It is doubtful that much has changed since that first All Island Interschool Shakespeare Drama Competition held 36 years ago.
While acting and directing styles might have changed drastically, watching 'Shakes 2008' held on September 19 and 21, made it clear that in essence, little has changed. The healthy competition was obvious; the heightened loyalty to schools, even more so. And when it came down to the results, the tension was, as usual, almost tangible.
Where the performances were concerned, a lot had changed in the ten days between the semi-finals and the finals.
Day one saw the girls' schools battling for the coveted trophy – three performing excerpts from Twelfth Night and one from Taming of the Shrew.
Ave Maria Convent got off to a shaky start, performing Twelfth Night and it was disappointing to see a slight decline in the overall performance, compared to their effort in the semi finals. The life of the play as seen in their first performance was lacking and the actresses did not seem to make the same connection with their characters as they did earlier. Malvolio pulled off a convincing performance, as did Feste, played by Finolla Outschoorn, who won the award for Best Actress, while the award for Best Outstation Actress was bagged by Roshanara Jayampathy.
On the other hand, Holy Cross College, also performing Twelfth Night, showed a noticeable and welcome change. Since the semi-finals, they had taken a great deal of trouble in improving sets, costumes, scene transition and the overall performance. It was refreshing to see far more life on stage and a sense of the actresses being in character throughout and also having some fun.
The third school to take the stage with Twelfth Night was St. Bridget's Convent, who easily delivered the best performance of the night. Opening with a scene that was superbly and professionally handled, they succeeded in grabbing the attention of the audience even before the lines were delivered. There was great interaction among the actresses and while no particular performance stood out, every performance was strong and consistent, with some individual performances – Olivia and Feste in particular, having improved drastically since the semi finals.
Visakha Vidyalaya, performing Taming of the Shrew, had changed some aspects of their performance and although their interpretation of the play was extremely unusual, it was executed convincingly. The acting showed progress, with Katherine in particular delivering a brilliant performance. The scene transitions too had improved tremendously since the semis. There were far less blackouts and the transition between scene I and scene II, which was barely noticeable, was nothing short of excellent.
Deservedly, St. Bridget's Convent walked away with the trophy, with Visakha Vidyalaya coming a very close second. Ave Maria Convent and Holy Cross College emerged 2nd and 3rd runners-up respectively.
With the boy's schools too, there were improvements with regard to previous performances, with some very convincing and forceful portrayals.

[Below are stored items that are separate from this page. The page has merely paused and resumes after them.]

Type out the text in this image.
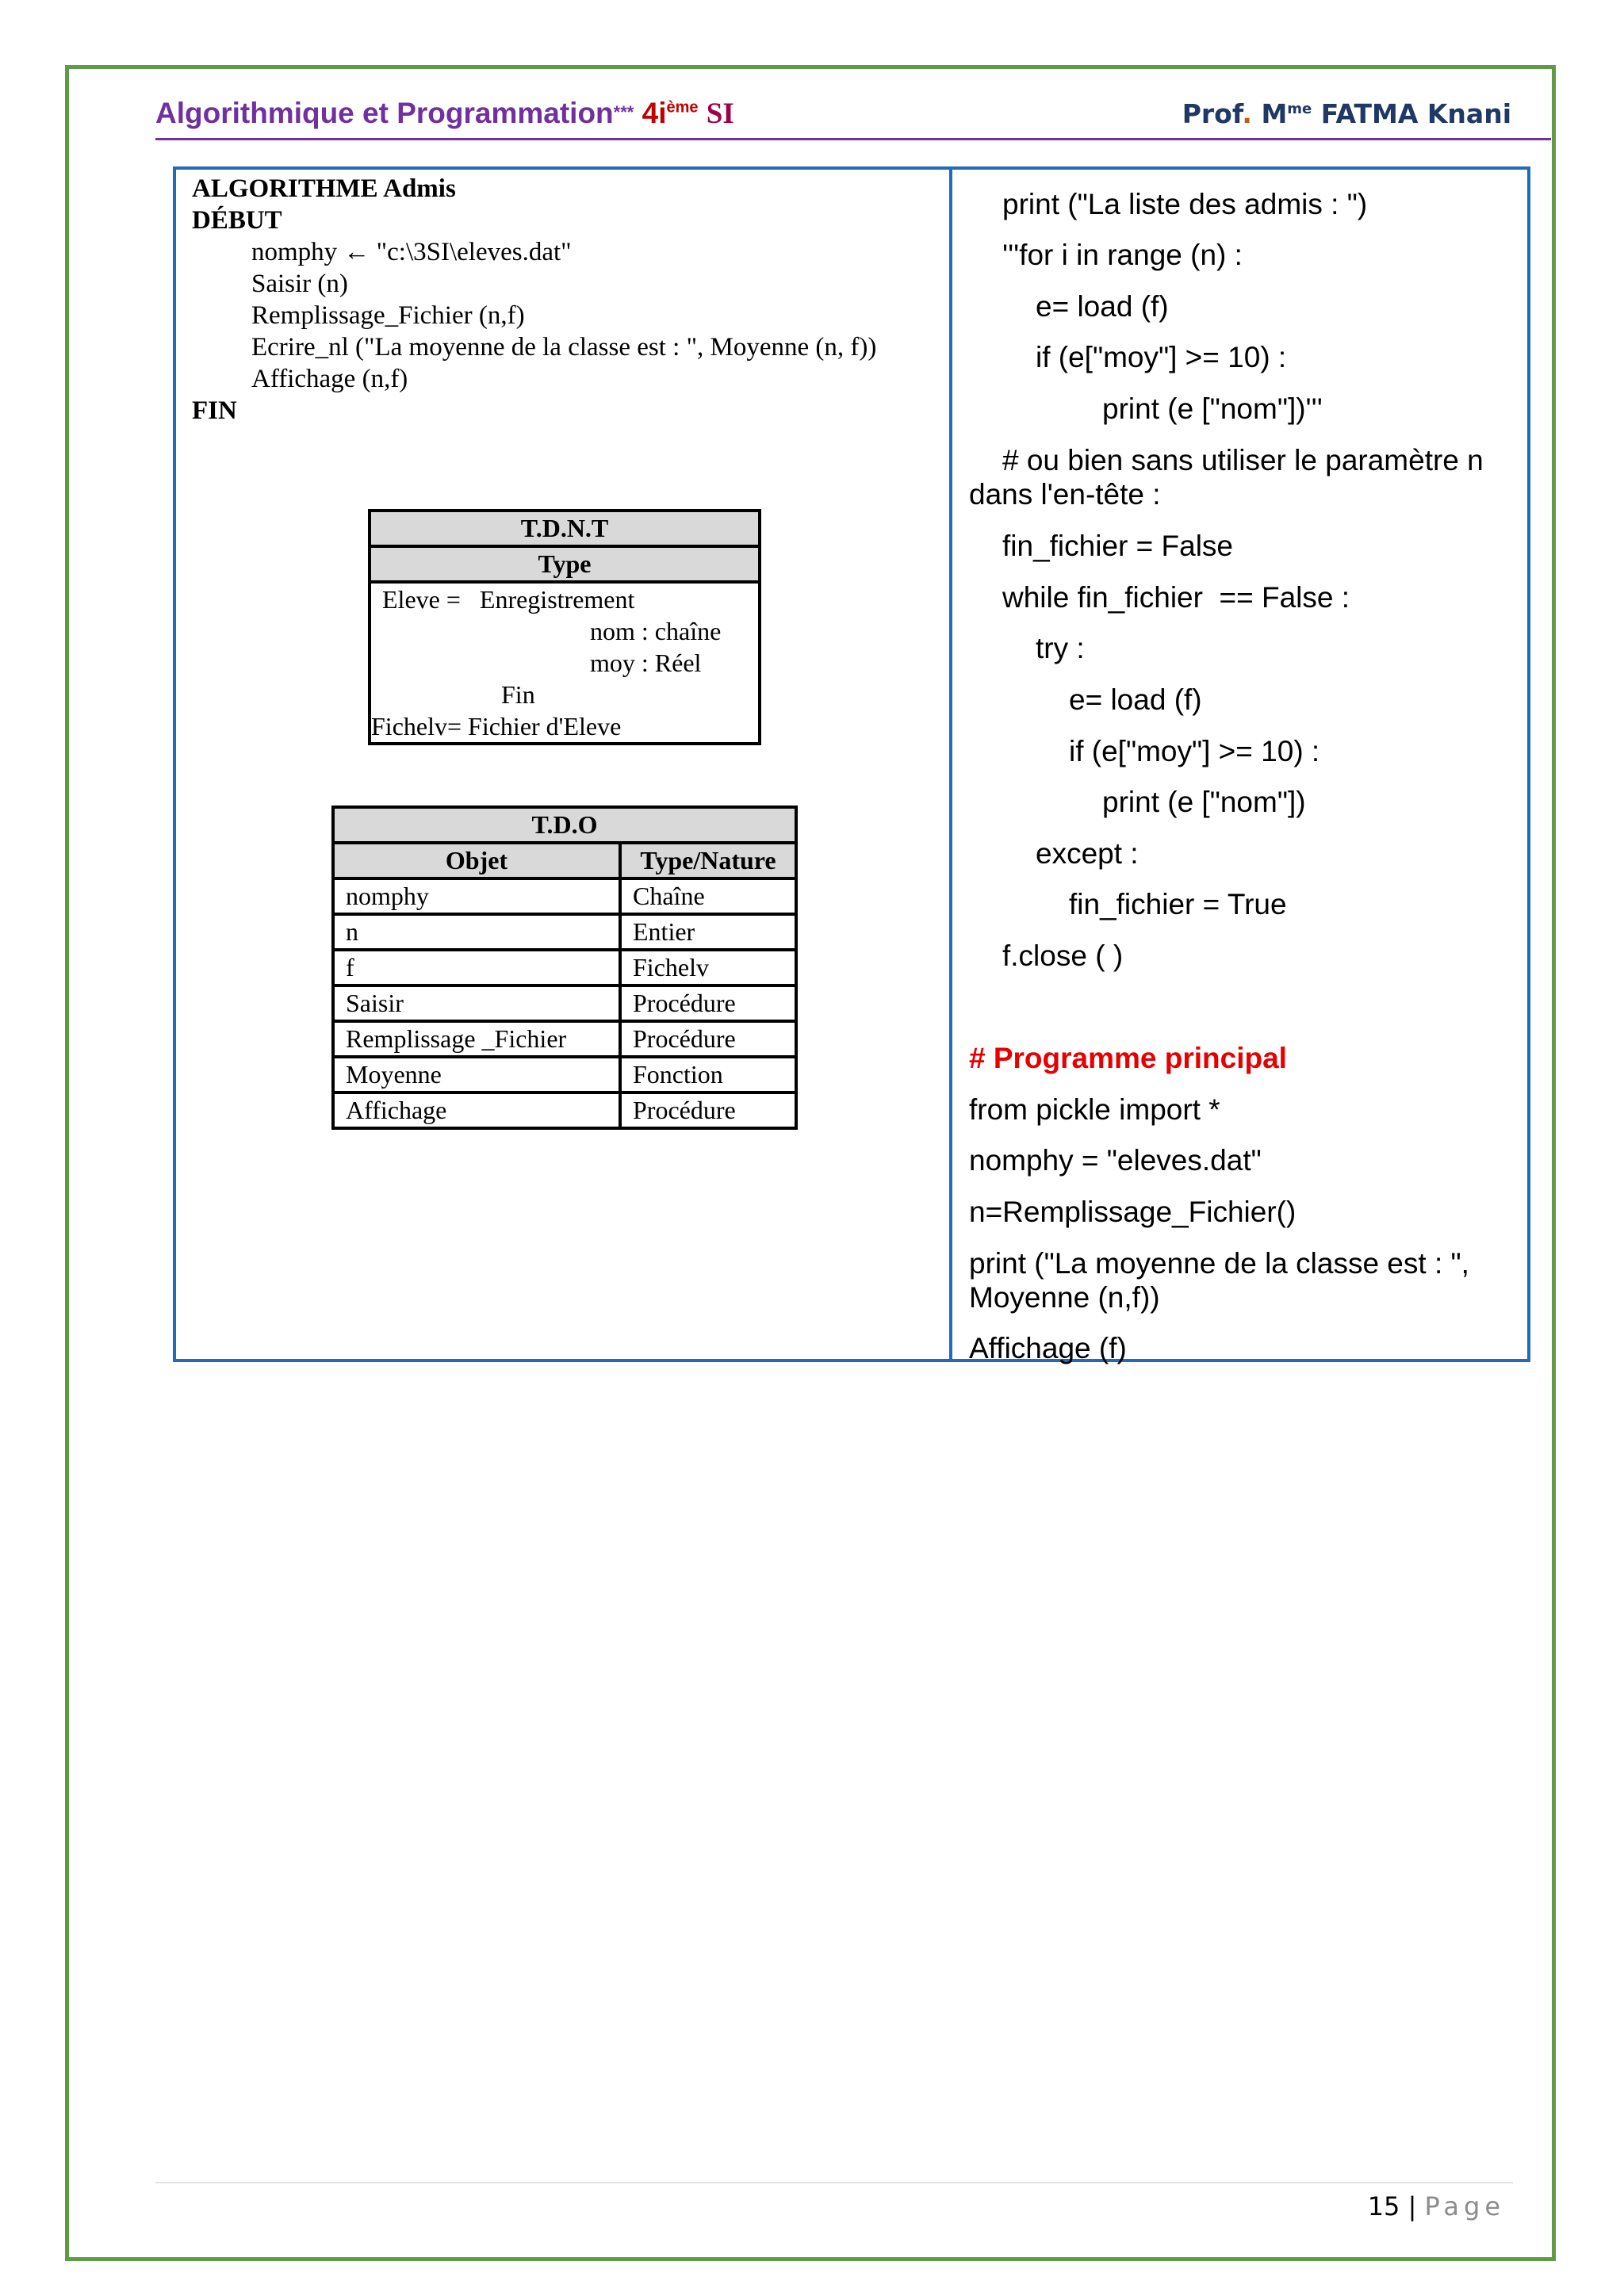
Algorithmique et Programmation*** $4i^{ème}$ SI	Prof. $M^{me}$ FATMA Knani
ALGORITHME Admis
DÉBUT
nomphy ← "c:\3SI\eleves.dat"
Saisir (n)
Remplissage_Fichier (n,f)
Ecrire_nl ("La moyenne de la classe est : ", Moyenne (n, f))
Affichage (n,f)
FIN
T.D.N.T
Type

Eleve = Enregistrement
nom : chaîne
moy : Réel
Fin
Fichelv= Fichier d'Eleve
T.D.O	
Objet	Type/Nature
nomphy	Chaîne
n	Entier
f	Fichelv
Saisir	Procédure
Remplissage _Fichier	Procédure
Moyenne	Fonction
Affichage	Procédure
print ("La liste des admis : ")
'''for i in range (n) :
e= load (f)
if (e["moy"] >= 10) :
print (e ["nom"])'''
# ou bien sans utiliser le paramètre n
dans l'en-tête :
fin_fichier = False
while fin_fichier  == False :
try :
e= load (f)
if (e["moy"] >= 10) :
print (e ["nom"])
except :
fin_fichier = True
f.close ( )
# Programme principal
from pickle import *
nomphy = "eleves.dat"
n=Remplissage_Fichier()
print ("La moyenne de la classe est : ",
Moyenne (n,f))
Affichage (f)
15 | Page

D.S. Senanayake College opened the show with a very strong, entertaining performance. The opening scene was great, with a lot of life, good use of the stage and set, and a lot of colour. Petruchio's was one performance that truly stood out. He was humorous without trying too hard and successfully carried the performance through. The editing of the script could have been better – the scene with the tutors and suitors could have easily been omitted and replaced with a more interesting one.
The performance by Royal College was, from beginning to end, the strongest of the night. Yasas Ratnayake who won the award for Best Actor, gave a stunning performance as King Lear and there was absolutely no sign of the 20-year-old boy who portrayed the character as he was old King Lear through and through. Here too there was good onstage chemistry between the characters – particularly between King Lear and the fool.
St. Joseph's College, performing Coriolanus, made good use of the stage and set, but at times, performed in excess, particularly in the slightly dramatic scenes. Coriolanus handled his role effectively, but the overall performance did not seem to have the desired impact on the audience.
The performance by Trinity College had scope to be handled better. The change of setting to a Mafia one was an interesting idea and there were some nice touches to the drama within this setting. The performance of Iago, by Isuru Gunaratne, who won the award for Best Outstation Actor, was impressive.
And the results – predictably, Royal College took the trophy, followed by D.S. Senanayake College, St. Joseph's College and Trinity College.
All in all it would be safe to say that this year was one of the few times in which the judging at the finals was satisfactory and, in contrast to last year, constructive criticisms and comments were given on all the performances.
Still for all, it was a thoroughly enjoyable Shakespeare season, and we all eagerly await the next, and congratulate the performers, directors and organisers on a job well done.